Cities / Dubai / Australian International School, Dubai (AIS Dubai)
Australian International School, Dubai (AIS Dubai)
IB school with sibling and early payment discounts available.
In brief
The first Australian-curriculum school in Dubai, opened in 2021 in Al Barsha South. Sister school to the long-established AIS Sharjah, with capacity to grow to 2,000 students.
Owned by Al Sharif Investment Trading Group with Queensland-government roots through Sharjah, run by Karen McCord from Bundaberg High. KHDA awarded Good at the first DSIB inspection in 2024. Currently runs to Year 10, adds Year 11 in 2026-27 and Year 12 in 2027-28. Around 450 students on a 350,000 sq ft campus built for far more, so classes are small for now.

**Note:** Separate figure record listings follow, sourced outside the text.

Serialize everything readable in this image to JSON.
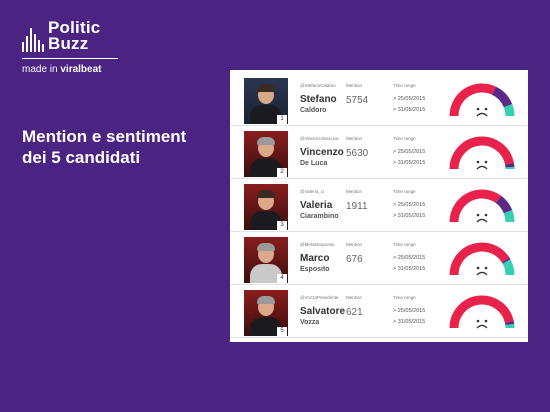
{
  "logo": {
    "line1": "Politic",
    "line2": "Buzz",
    "sub_prefix": "made in ",
    "sub_brand": "viralbeat"
  },
  "headline": {
    "line1": "Mention e sentiment",
    "line2": "dei 5 candidati"
  },
  "table": {
    "mention_header": "Mention",
    "time_header": "Time range",
    "rows": [
      {
        "handle": "@StefanoCaldoro",
        "first": "Stefano",
        "last": "Caldoro",
        "mention": "5754",
        "from": "> 25/05/2015",
        "to": "> 31/05/2015",
        "num": "1",
        "sentiment": {
          "negative": 0.64,
          "neutral": 0.24,
          "positive": 0.12
        }
      },
      {
        "handle": "@VincenzoDeLuca",
        "first": "Vincenzo",
        "last": "De Luca",
        "mention": "5630",
        "from": "> 25/05/2015",
        "to": "> 31/05/2015",
        "num": "2",
        "sentiment": {
          "negative": 0.94,
          "neutral": 0.04,
          "positive": 0.02
        }
      },
      {
        "handle": "@Valeria_ci",
        "first": "Valeria",
        "last": "Ciarambino",
        "mention": "1911",
        "from": "> 25/05/2015",
        "to": "> 31/05/2015",
        "num": "3",
        "sentiment": {
          "negative": 0.7,
          "neutral": 0.18,
          "positive": 0.12
        }
      },
      {
        "handle": "@MeMeEsposito",
        "first": "Marco",
        "last": "Esposito",
        "mention": "676",
        "from": "> 25/05/2015",
        "to": "> 31/05/2015",
        "num": "4",
        "sentiment": {
          "negative": 0.82,
          "neutral": 0.02,
          "positive": 0.16
        }
      },
      {
        "handle": "@VozzaPresidente",
        "first": "Salvatore",
        "last": "Vozza",
        "mention": "621",
        "from": "> 25/05/2015",
        "to": "> 31/05/2015",
        "num": "5",
        "sentiment": {
          "negative": 0.93,
          "neutral": 0.03,
          "positive": 0.04
        }
      }
    ]
  },
  "colors": {
    "background": "#4b2382",
    "negative": "#e8224a",
    "neutral": "#5b2a86",
    "positive": "#35d0b4",
    "face": "#333333"
  },
  "icons": [
    "bars-icon",
    "sad-face-icon"
  ]
}
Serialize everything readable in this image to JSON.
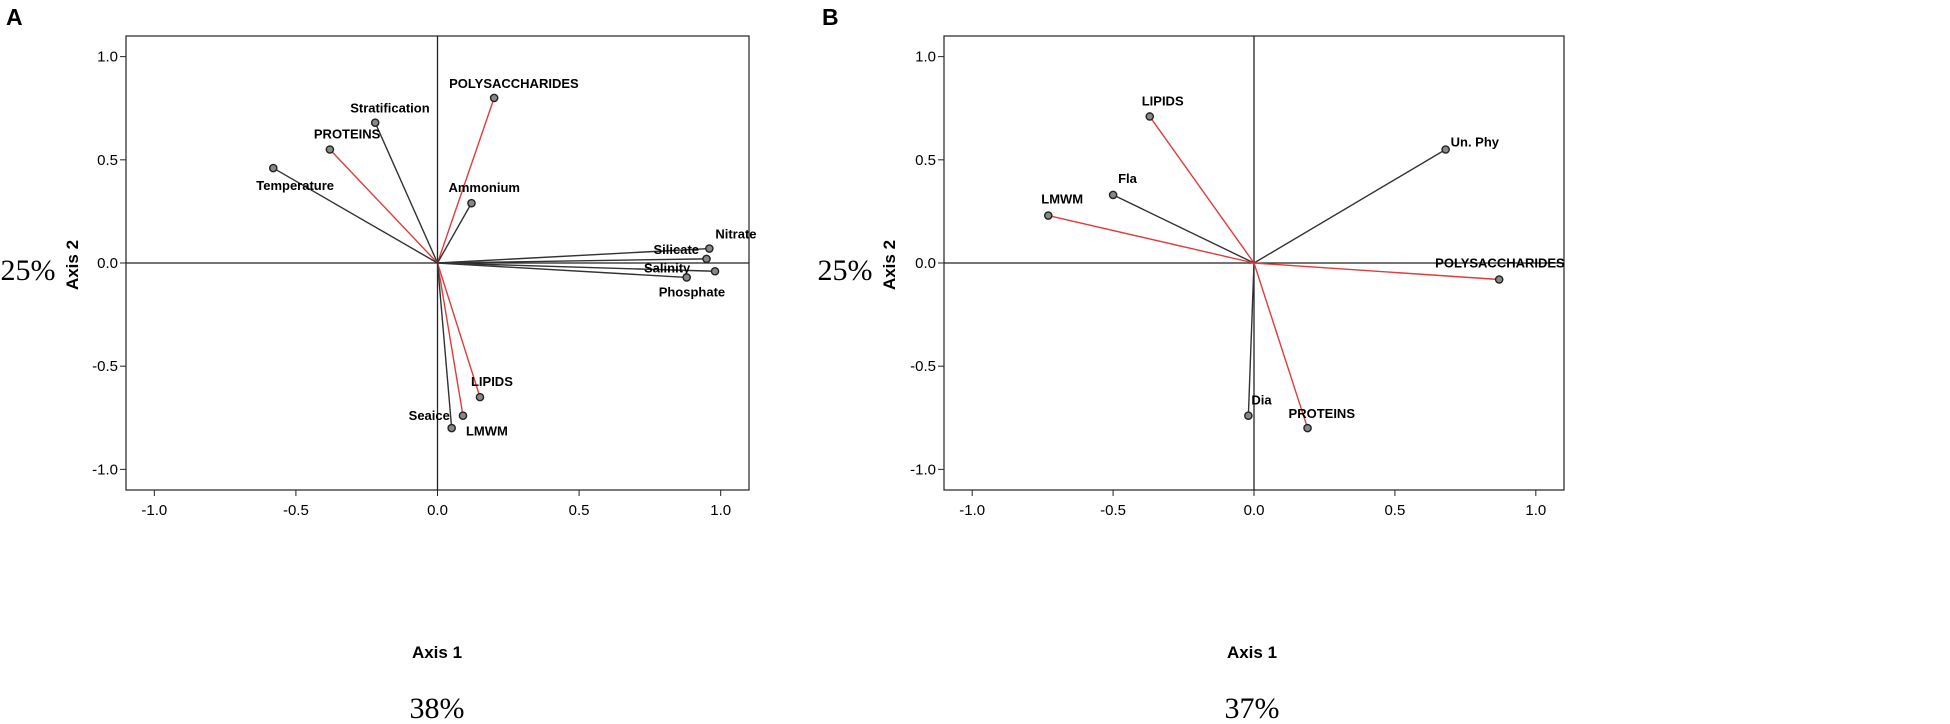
{
  "chart_data": [
    {
      "type": "scatter",
      "panel_label": "A",
      "xlabel": "Axis 1",
      "ylabel": "Axis 2",
      "x_variance": "38%",
      "y_variance": "25%",
      "xlim": [
        -1.1,
        1.1
      ],
      "ylim": [
        -1.1,
        1.1
      ],
      "x_ticks": [
        "-1.0",
        "-0.5",
        "0.0",
        "0.5",
        "1.0"
      ],
      "y_ticks": [
        "1.0",
        "0.5",
        "0.0",
        "-0.5",
        "-1.0"
      ],
      "grid": false,
      "reference_lines": "x=0 and y=0",
      "vectors": [
        {
          "label": "POLYSACCHARIDES",
          "x": 0.2,
          "y": 0.8,
          "color": "#e03c3c"
        },
        {
          "label": "Stratification",
          "x": -0.22,
          "y": 0.68,
          "color": "#333333"
        },
        {
          "label": "PROTEINS",
          "x": -0.38,
          "y": 0.55,
          "color": "#e03c3c"
        },
        {
          "label": "Temperature",
          "x": -0.58,
          "y": 0.46,
          "color": "#333333"
        },
        {
          "label": "Ammonium",
          "x": 0.12,
          "y": 0.29,
          "color": "#333333"
        },
        {
          "label": "Nitrate",
          "x": 0.96,
          "y": 0.07,
          "color": "#333333"
        },
        {
          "label": "Silicate",
          "x": 0.95,
          "y": 0.02,
          "color": "#333333"
        },
        {
          "label": "Salinity",
          "x": 0.98,
          "y": -0.04,
          "color": "#333333"
        },
        {
          "label": "Phosphate",
          "x": 0.88,
          "y": -0.07,
          "color": "#333333"
        },
        {
          "label": "LIPIDS",
          "x": 0.15,
          "y": -0.65,
          "color": "#e03c3c"
        },
        {
          "label": "LMWM",
          "x": 0.09,
          "y": -0.74,
          "color": "#e03c3c"
        },
        {
          "label": "Seaice",
          "x": 0.05,
          "y": -0.8,
          "color": "#333333"
        }
      ]
    },
    {
      "type": "scatter",
      "panel_label": "B",
      "xlabel": "Axis 1",
      "ylabel": "Axis 2",
      "x_variance": "37%",
      "y_variance": "25%",
      "xlim": [
        -1.1,
        1.1
      ],
      "ylim": [
        -1.1,
        1.1
      ],
      "x_ticks": [
        "-1.0",
        "-0.5",
        "0.0",
        "0.5",
        "1.0"
      ],
      "y_ticks": [
        "1.0",
        "0.5",
        "0.0",
        "-0.5",
        "-1.0"
      ],
      "grid": false,
      "reference_lines": "x=0 and y=0",
      "vectors": [
        {
          "label": "LIPIDS",
          "x": -0.37,
          "y": 0.71,
          "color": "#e03c3c"
        },
        {
          "label": "Un. Phy",
          "x": 0.68,
          "y": 0.55,
          "color": "#333333"
        },
        {
          "label": "Fla",
          "x": -0.5,
          "y": 0.33,
          "color": "#333333"
        },
        {
          "label": "LMWM",
          "x": -0.73,
          "y": 0.23,
          "color": "#e03c3c"
        },
        {
          "label": "POLYSACCHARIDES",
          "x": 0.87,
          "y": -0.08,
          "color": "#e03c3c"
        },
        {
          "label": "Dia",
          "x": -0.02,
          "y": -0.74,
          "color": "#333333"
        },
        {
          "label": "PROTEINS",
          "x": 0.19,
          "y": -0.8,
          "color": "#e03c3c"
        }
      ]
    }
  ]
}
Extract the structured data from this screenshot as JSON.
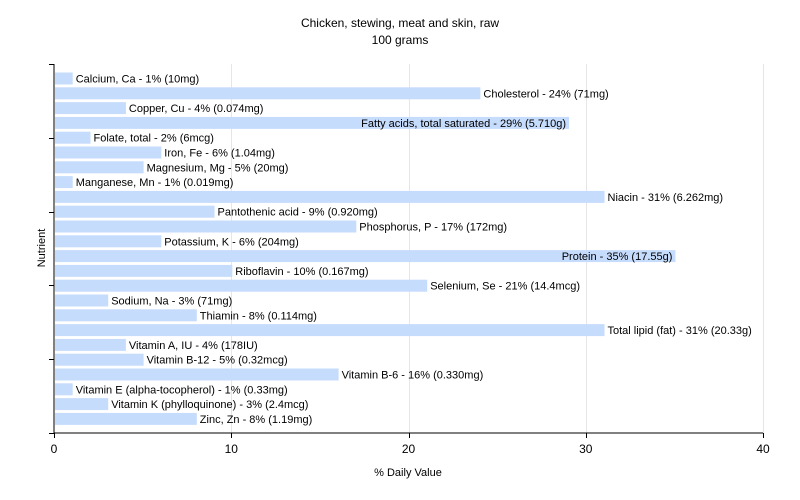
{
  "chart_data": {
    "type": "bar",
    "orientation": "horizontal",
    "title": "Chicken, stewing, meat and skin, raw",
    "subtitle": "100 grams",
    "xlabel": "% Daily Value",
    "ylabel": "Nutrient",
    "xlim": [
      0,
      40
    ],
    "xticks": [
      0,
      10,
      20,
      30,
      40
    ],
    "grid": true,
    "bar_color": "#c6dcfc",
    "bars": [
      {
        "label": "Calcium, Ca - 1% (10mg)",
        "value": 1
      },
      {
        "label": "Cholesterol - 24% (71mg)",
        "value": 24
      },
      {
        "label": "Copper, Cu - 4% (0.074mg)",
        "value": 4
      },
      {
        "label": "Fatty acids, total saturated - 29% (5.710g)",
        "value": 29
      },
      {
        "label": "Folate, total - 2% (6mcg)",
        "value": 2
      },
      {
        "label": "Iron, Fe - 6% (1.04mg)",
        "value": 6
      },
      {
        "label": "Magnesium, Mg - 5% (20mg)",
        "value": 5
      },
      {
        "label": "Manganese, Mn - 1% (0.019mg)",
        "value": 1
      },
      {
        "label": "Niacin - 31% (6.262mg)",
        "value": 31
      },
      {
        "label": "Pantothenic acid - 9% (0.920mg)",
        "value": 9
      },
      {
        "label": "Phosphorus, P - 17% (172mg)",
        "value": 17
      },
      {
        "label": "Potassium, K - 6% (204mg)",
        "value": 6
      },
      {
        "label": "Protein - 35% (17.55g)",
        "value": 35
      },
      {
        "label": "Riboflavin - 10% (0.167mg)",
        "value": 10
      },
      {
        "label": "Selenium, Se - 21% (14.4mcg)",
        "value": 21
      },
      {
        "label": "Sodium, Na - 3% (71mg)",
        "value": 3
      },
      {
        "label": "Thiamin - 8% (0.114mg)",
        "value": 8
      },
      {
        "label": "Total lipid (fat) - 31% (20.33g)",
        "value": 31
      },
      {
        "label": "Vitamin A, IU - 4% (178IU)",
        "value": 4
      },
      {
        "label": "Vitamin B-12 - 5% (0.32mcg)",
        "value": 5
      },
      {
        "label": "Vitamin B-6 - 16% (0.330mg)",
        "value": 16
      },
      {
        "label": "Vitamin E (alpha-tocopherol) - 1% (0.33mg)",
        "value": 1
      },
      {
        "label": "Vitamin K (phylloquinone) - 3% (2.4mcg)",
        "value": 3
      },
      {
        "label": "Zinc, Zn - 8% (1.19mg)",
        "value": 8
      }
    ]
  }
}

Premium tier fees of roughly AED 52,000 to 90,000. Curriculum is Australian with the IB Diploma at the top end. Parents speak warmly of the community feel and communication, and families wanting curriculum continuity to Australia find this the only realistic option in Dubai. Inspectors flagged Arabic and Islamic Studies as weaker than other subjects and noted teaching quality is uneven across departments, common at a school still in build-out.
Fees
Annual fees
| Year level | Age | Fee |
|---|---|---|
| KG1 | 3 | AED 52,000 |
| Pre-KG | 3 | AED 52,000 |
| KG2 (Prep) | 4 | AED 52,000 |
| Year 1 | 5 | AED 56,000 |
| Year 2 | 6 | AED 56,000 |
| Year 3 | 7 | AED 60,000 |
| Year 4 | 8 | AED 63,000 |
| Year 5 | 9 | AED 63,000 |
| Year 6 | 10 | AED 71,000 |
| Year 7 | 11 | AED 81,000 |
| Year 8 | 12 | AED 81,000 |
| Year 9 | 13 | AED 85,000 |
| Year 10 | 14 | AED 85,000 |
| Year 11 | 15 | AED 90,000 |
| Year 12 | 16 | AED 90,000 |
One-time fees
| Item | Age | Fee |
|---|---|---|
| Enrolment Application Fee | AED 500 |
Reviews
A young Al Barsha South campus, open since 2021 and still growing into its senior years. Parent talk so far is small in volume and warm in tone, mostly pointing at the teaching staff and the feel of the place. KHDA gave it Good on its first inspection in 2024 with the familiar Dubai pattern, strong English, maths and science and weaker Arabic and Islamic Education. The Australian curriculum is the headline; the senior pathway will branch into either the Queensland Certificate of Education or the IB Diploma once Year 12 opens in 2027-28, so there are no exam results to read yet.
Positives
- Teachers and classroom feel. The recurring thread in parent comments is the staff. Teachers come across as engaged and personally invested, and younger children in particular are described as happy and confident at pickup. Inspectors echoed the warmth, noting purposeful lessons and good student behaviour.
- Campus and facilities. The Al Barsha South site is new and well resourced for the current roll. Two pools, a six-court sports hall, large classrooms, dedicated music and art rooms, a 600-seat auditorium. Facilities sit ahead of where enrolment currently is, which is comfortable now and gives room as the school grows into Years 11 and 12.
- Australian curriculum, dual senior pathway. The only school in Dubai delivering the Australian curriculum, with Education Queensland accreditation. The model is inquiry-based and pitched at families who want either an Australian route home or the IB Diploma at the end. Year 11 opens in 2026-27 and Year 12 in 2027-28.
Considerations
- Arabic and Islamic Education. The standard Dubai weak spot, flagged explicitly by KHDA. Arabic, as both first and additional language, and Islamic Education sit at Acceptable rather than Good, with inspectors calling out unreliable internal assessment in Arabic and underdeveloped speaking. The school has been asked to lift these to match the core.
- Senior school is unproven. No graduating cohort yet, no IB or QCE results to look at, and Years 11 and 12 are still being built out. Families joining now for the upper years are signing up to a pathway the school has not yet run end to end.
- Premium fees for a school still proving itself. Fees sit in the AED 52,000 to 85,000 range, classified as premium by the local market. The campus and staffing justify the spend at the lower years; at the senior end the value question depends on how the first IB and QCE cohorts land.
Leadership
Karen McCord
Welcome to the first Australian Curriculum International School in Dubai. We are committed to delivering high-quality education from Nursery onward, grounded in excellence, innovation, and care. We believe in cultivating lifelong learners, empowering every student to realise their individual potential, and fostering responsible global citizens.